Love is in the air, and there are many ways to express it. One way is to read poetry (no matter how corny it is), for they come from the most vulnerable and deepest emotions. Shah Asad Rizvi has a new poetry collection called The Book of Love: 50 Poems to Fall in Love. It focuses on love and its many manifestations like longing, becoming one with another, love at first sight, and what it means to be in love. Like his previous work Divan of Shah, it’s a good gateway into this genre.
While I was reading this collection, I decided to listen to the 69 Love Songs album from The Magnetic Fields, which includes the famous indie song “The Book of Love.” However, I stopped halfway through the album when I felt that it was mocking the poetry (not unintentionally of course). The poems were clearly written by someone who felt intensely about love and would express his feelings about it no matter how cliche it sounded. This is in contrast to the album, which was clearly made by a cynical, but sincere guy, who expressed love in more realistic and blunt terms. I mean, the opening line to “The Book of Love” is “The book of love is long and boring.”
I can describe The Book of Love: 50 Poems to Fall in Love as many things, which I’ll get to in a bit, but the two things that I won’t call it are long (it’s a little over 100 pages) and inherently boring. So, in conclusion, if people feel the need to read the collection while listening to music, I would definitely suggest piano music like this collection on YouTube. It’ll set a more romantic mood.
As for the collection itself, I noticed that The Book of Love had similar strengths and weaknesses to its predecessor. The pros included the simple, elegant and (mostly) non-rhyming language, which make them feel like pop songs but with a sonnet tone. They also make the emotions and topics clear without being too obvious. In other words, the words and tone are elevated enough that people who love poetry can relish its every word and cadence, yet blunt enough that it doesn’t disway those who are not as into the genre as much. In addition, it helps that the collection forces people to sit down and actually read them in order to absorb their meanings. Some of my favorite poems were “Origins”, “Gesture”, “Gravity”, and “Doorstep.”
On the other hand, the main con is that it covers the same aspects, but in different ways. Rizvi also has a tendency to repeat the same metaphors to express his feelings like rainbow and colors as well as summer and breeze. There are variations of I can’t live without you thrown in there as well. This could bore some people. Some of it is understandable since some of the poems in The Book of Love were originally from Divan of Shah. I’m hoping that for future collections, Rizvi expands the ways he expresses himself and how he looks at subjects like love.

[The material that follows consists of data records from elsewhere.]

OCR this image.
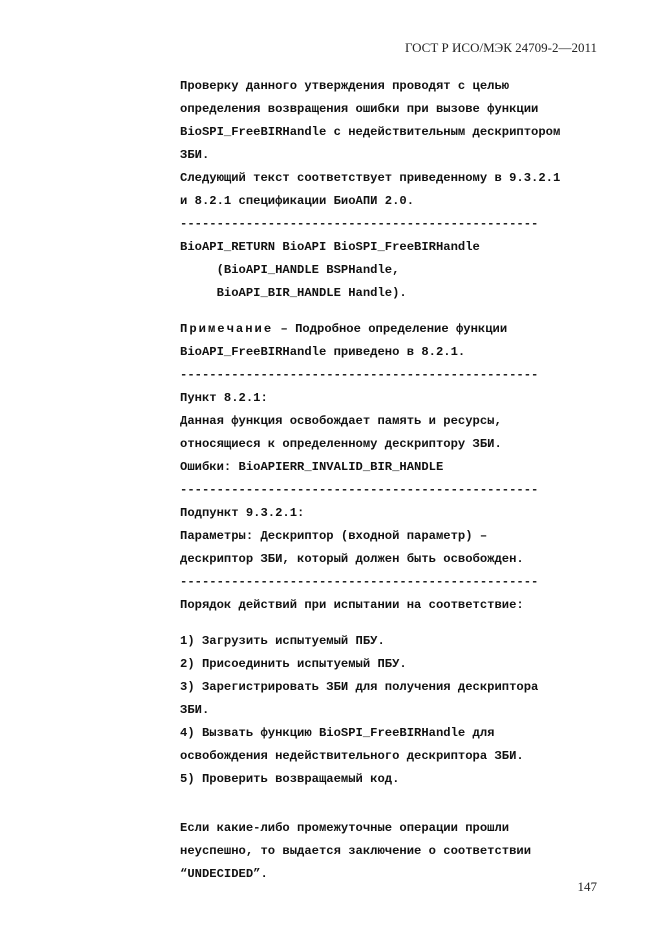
ГОСТ Р ИСО/МЭК 24709-2—2011
Проверку данного утверждения проводят с целью
определения возвращения ошибки при вызове функции
BioSPI_FreeBIRHandle с недействительным дескриптором
ЗБИ.
Следующий текст соответствует приведенному в 9.3.2.1
и 8.2.1 спецификации БиоАПИ 2.0.
-------------------------------------------------
BioAPI_RETURN BioAPI BioSPI_FreeBIRHandle
(BioAPI_HANDLE BSPHandle,
BioAPI_BIR_HANDLE Handle).
Примечание – Подробное определение функции
BioAPI_FreeBIRHandle приведено в 8.2.1.
-------------------------------------------------
Пункт 8.2.1:
Данная функция освобождает память и ресурсы,
относящиеся к определенному дескриптору ЗБИ.
Ошибки: BioAPIERR_INVALID_BIR_HANDLE
-------------------------------------------------
Подпункт 9.3.2.1:
Параметры: Дескриптор (входной параметр) –
дескриптор ЗБИ, который должен быть освобожден.
-------------------------------------------------
Порядок действий при испытании на соответствие:
1) Загрузить испытуемый ПБУ.
2) Присоединить испытуемый ПБУ.
3) Зарегистрировать ЗБИ для получения дескриптора
ЗБИ.
4) Вызвать функцию BioSPI_FreeBIRHandle для
освобождения недействительного дескриптора ЗБИ.
5) Проверить возвращаемый код.
Если какие-либо промежуточные операции прошли
неуспешно, то выдается заключение о соответствии
“UNDECIDED”.
147
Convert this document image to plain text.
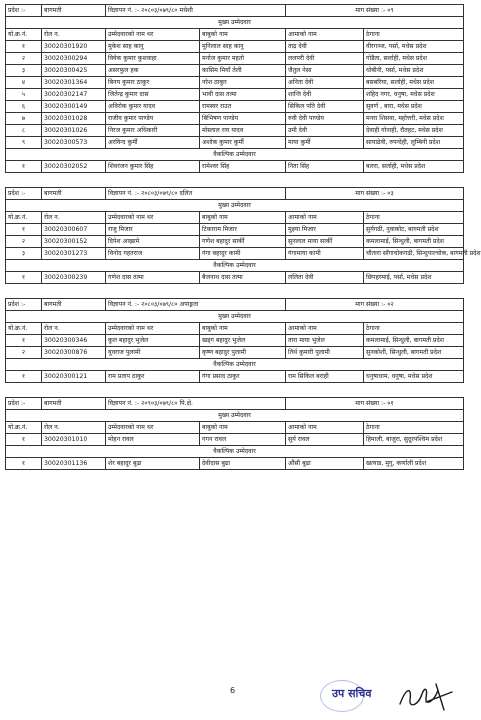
प्रदेश :-	बागमती	विज्ञापन नं. :- २०८०३/०७९/८० मधेशी		माग संख्या :- ०९	
मुख्य उम्मेदवार					
यो.क्र.नं.	रोल न.	उम्मेदवारको नाम थर	बाबुको नाम	आमाको नाम	ठेगाना
१	30020301920	मुकेश साह कानु	मुनिलाल साह कानु	ताद्र देवी	वीरगञ्ज, पर्सा, मधेस प्रदेश
२	30020300294	विवेक कुमार कुशवाहा	मनोज कुमार महतो	ललपरी देवी	गोडैता, सर्लाही, मधेस प्रदेश
३	30020300425	असरफुल हक	कासिम मियाँ तेली	जैतुल नेसा	धोबीनी, पर्सा, मधेस प्रदेश
४	30020301364	बिनय कुमार ठाकुर	नरेश ठाकुर	अनिता देवी	बसबरिया, सर्लाही, मधेस प्रदेश
५	30020302147	जितेन्द्र कुमार दास	भावी दास तत्मा	शान्ति देवी	शहिद नगर, धनुषा, मधेस प्रदेश
६	30020300149	अविरोक कुमार यादव	रामस्वर राउत	सिकिल पति देवी	सुवर्ण , बारा, मधेस प्रदेश
७	30020301028	राजीव कुमार पाण्डेय	बिभिषण पाण्डेय	रुवी देवी पाण्डेय	मनरा शिसवा, महोत्तरी, मधेस प्रदेश
८	30020301026	निरज कुमार अधिकारी	मोस्लाल राय यादव	उमी देवी	देवाही गोनाही, रौतहट, मधेस प्रदेश
९	30020300573	अरविन्द कुर्मी	अशोक कुमार कुर्मी	माया कुर्मी	सायाढेवी, रुपन्देही, लुम्बिनी प्रदेश
वैकल्पिक उम्मेदवार					
१	30020302052	शिवरंजन कुमार सिंह	रामेश्वर सिंह	निता सिंह	बलरा, सर्लाही, मधेस प्रदेश
प्रदेश :-	बागमती	विज्ञापन नं. :- २०८०३/०७९/८० दलित		माग संख्या :- ०३	
मुख्य उम्मेदवार					
यो.क्र.नं.	रोल न.	उम्मेदवारको नाम थर	बाबुको नाम	आमाको नाम	ठेगाना
१	30020300607	राजु मिजार	टिकाराम मिजार	मुइया मिजार	सुर्यगढी, नुवाकोट, बागमती प्रदेश
२	30020300152	दिपेश आख्रामे	गणेश बहादुर सार्की	सुनलाल माया सार्की	कमलामाई, सिन्धुली, बागमती प्रदेश
३	30020301273	विनोद गहतराज	गंगा बहादुर कामी	गंगामाया कामी	चौतारा साँगाचोकगढी, सिन्धुपाल्चोक, बागमती प्रदेश
वैकल्पिक उम्मेदवार					
१	30020300239	गणेश दास तत्मा	बैजनाथ दास तत्मा	ललिता देवी	छिपहरमाई, पर्सा, मधेस प्रदेश
प्रदेश :-	बागमती	विज्ञापन नं. :- २०८०३/०७९/८० अपाङ्गता		माग संख्या :- ०२	
मुख्य उम्मेदवार					
यो.क्र.नं.	रोल न.	उम्मेदवारको नाम थर	बाबुको नाम	आमाको नाम	ठेगाना
१	30020300346	कुल बहादुर भुजेल	खड्ग बहादुर भुजेल	तारा माया भुजेल	कमलामाई, सिन्धुली, बागमती प्रदेश
२	30020300876	युवराज पुलामी	कृष्ण बहादुर पुलामी	तिर्थ कुमारी पुलामी	सुनकोशी, सिन्धुली, बागमती प्रदेश
वैकल्पिक उम्मेदवार					
१	30020300121	राम प्रताप ठाकुर	गंगा प्रसाद ठाकुर	राम सिकिल बराही	धनुषाधाम, धनुषा, मधेस प्रदेश
प्रदेश :-	बागमती	विज्ञापन नं. :- २०९०३/०७९/८० पि.क्षे.		माग संख्या :- ०१	
मुख्य उम्मेदवार					
यो.क्र.नं.	रोल न.	उम्मेदवारको नाम थर	बाबुको नाम	आमाको नाम	ठेगाना
१	30020301010	मोहन रावल	गगन रावल	सुर्य रावल	हिमाली, बाजुरा, सुदूरपश्चिम प्रदेश
वैकल्पिक उम्मेदवार					
१	30020301136	शेर बहादुर बुढा	देवीदास बुढा	औंसी बुढा	खत्याड, मुगु, कर्णाली प्रदेश
6	उप सचिव
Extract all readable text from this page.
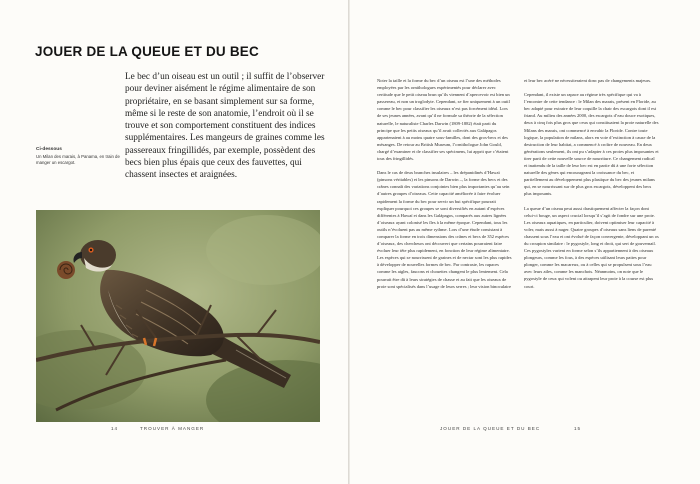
JOUER DE LA QUEUE ET DU BEC

Le bec d’un oiseau est un outil ; il suffit de l’observer pour deviner aisément le régime alimentaire de son propriétaire, en se basant simplement sur sa forme, même si le reste de son anatomie, l’endroit où il se trouve et son comportement constituent des indices supplémentaires. Les mangeurs de graines comme les passereaux fringillidés, par exemple, possèdent des becs bien plus épais que ceux des fauvettes, qui chassent insectes et araignées.

Ci-dessous
Un Milan des marais, à Panama, en train de manger un escargot.
14	TROUVER À MANGER

Noter la taille et la forme du bec d’un oiseau est l’une des méthodes employées par les ornithologues expérimentés pour déclarer avec certitude que le petit oiseau brun qu’ils viennent d’apercevoir est bien un passereau, et non un troglodyte. Cependant, se fier uniquement à un outil comme le bec pour classifier les oiseaux n’est pas forcément idéal. Lors de ses jeunes années, avant qu’il ne formule sa théorie de la sélection naturelle, le naturaliste Charles Darwin (1809-1882) était parti du principe que les petits oiseaux qu’il avait collectés aux Galápagos appartenaient à au moins quatre sous-familles, dont des gros-becs et des mésanges. De retour au British Museum, l’ornithologue John Gould, chargé d’examiner et de classifier ses spécimens, lui apprit que c’étaient tous des fringillidés.

Dans le cas de deux branches insulaires – les drépanidinés d’Hawaï (pinsons véritables) et les pinsons de Darwin –, la forme des becs et des crânes connaît des variations conjointes bien plus importantes qu’au sein d’autres groupes d’oiseaux. Cette capacité améliorée à faire évoluer rapidement la forme du bec pour servir un but spécifique pourrait expliquer pourquoi ces groupes se sont diversifiés en autant d’espèces différentes à Hawaï et dans les Galápagos, comparés aux autres lignées d’oiseaux ayant colonisé les îles à la même époque. Cependant, tous les outils n’évoluent pas au même rythme. Lors d’une étude consistant à comparer la forme en trois dimensions des crânes et becs de 352 espèces d’oiseaux, des chercheurs ont découvert que certains pourraient faire évoluer leur tête plus rapidement, en fonction de leur régime alimentaire. Les espèces qui se nourrissent de graines et de nectar sont les plus rapides à développer de nouvelles formes de bec. Par contraste, les rapaces comme les aigles, faucons et chouettes changent le plus lentement. Cela pourrait être dû à leurs stratégies de chasse et au fait que les oiseaux de proie sont spécialisés dans l’usage de leurs serres ; leur vision binoculaire

et leur bec acéré ne nécessiteraient donc pas de changements majeurs.

Cependant, il existe un rapace au régime très spécifique qui va à l’encontre de cette tendance : le Milan des marais, présent en Floride, au bec adapté pour extraire de leur coquille la chair des escargots dont il est friand. Au milieu des années 2000, des escargots d’eau douce exotiques, deux à cinq fois plus gros que ceux qui constituaient la proie naturelle des Milans des marais, ont commencé à envahir la Floride. Contre toute logique, la population de milans, alors en voie d’extinction à cause de la destruction de leur habitat, a commencé à croître de nouveau. En deux générations seulement, ils ont pu s’adapter à ces proies plus imposantes et tirer parti de cette nouvelle source de nourriture. Ce changement radical et inattendu de la taille de leur bec est en partie dû à une forte sélection naturelle des gènes qui encourageant la croissance du bec, et partiellement au développement plus plastique du bec des jeunes milans qui, en se nourrissant sur de plus gros escargots, développent des becs plus imposants.

La queue d’un oiseau peut aussi drastiquement affecter la façon dont celui-ci bouge, un aspect crucial lorsqu’il s’agit de fondre sur une proie. Les oiseaux aquatiques, en particulier, doivent optimiser leur capacité à voler, mais aussi à nager. Quatre groupes d’oiseaux sans liens de parenté chassent sous l’eau et ont évolué de façon convergente, développant un os du croupion similaire : le pygostyle, long et droit, qui sert de gouvernail. Ces pygostyles varient en forme selon s’ils appartiennent à des oiseaux plongeurs, comme les fous, à des espèces utilisant leurs pattes pour plonger, comme les macareux, ou à celles qui se propulsent sous l’eau avec leurs ailes, comme les manchots. Néanmoins, on note que le pygostyle de ceux qui volent ou attrapent leur proie à la course est plus court.

JOUER DE LA QUEUE ET DU BEC	15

Before I finish this review, there’s one more thing that I need to point out. As I mentioned earlier, the title is The Book of Love: 50 Poems to Fall in Love. Technically, there are 49 poems. I noticed that the poems “Envious” and “Home” are the same one right down the wording and comma placement. I don’t know how it slipped under the author’s and editor’s noses, but if one is going to have 50 poems in a collection, have 50 poems. It’s like naming a group Fifth Harmony, but only having four members.
In conclusion, like his previous work, Shah Asad Rizvi’s The Book of Love: 50 Poems to Fall in Love is an accessible poetry collection. It’s elegantly passionate and palatable at the same time. Although there are some minor flaws, I would still recommend it to those who want to start reading poetry as well as to those who love poetry, especially the romantic kind. This book of love is not dull and boring, and I’m sure people will love it if their significant others read it to them.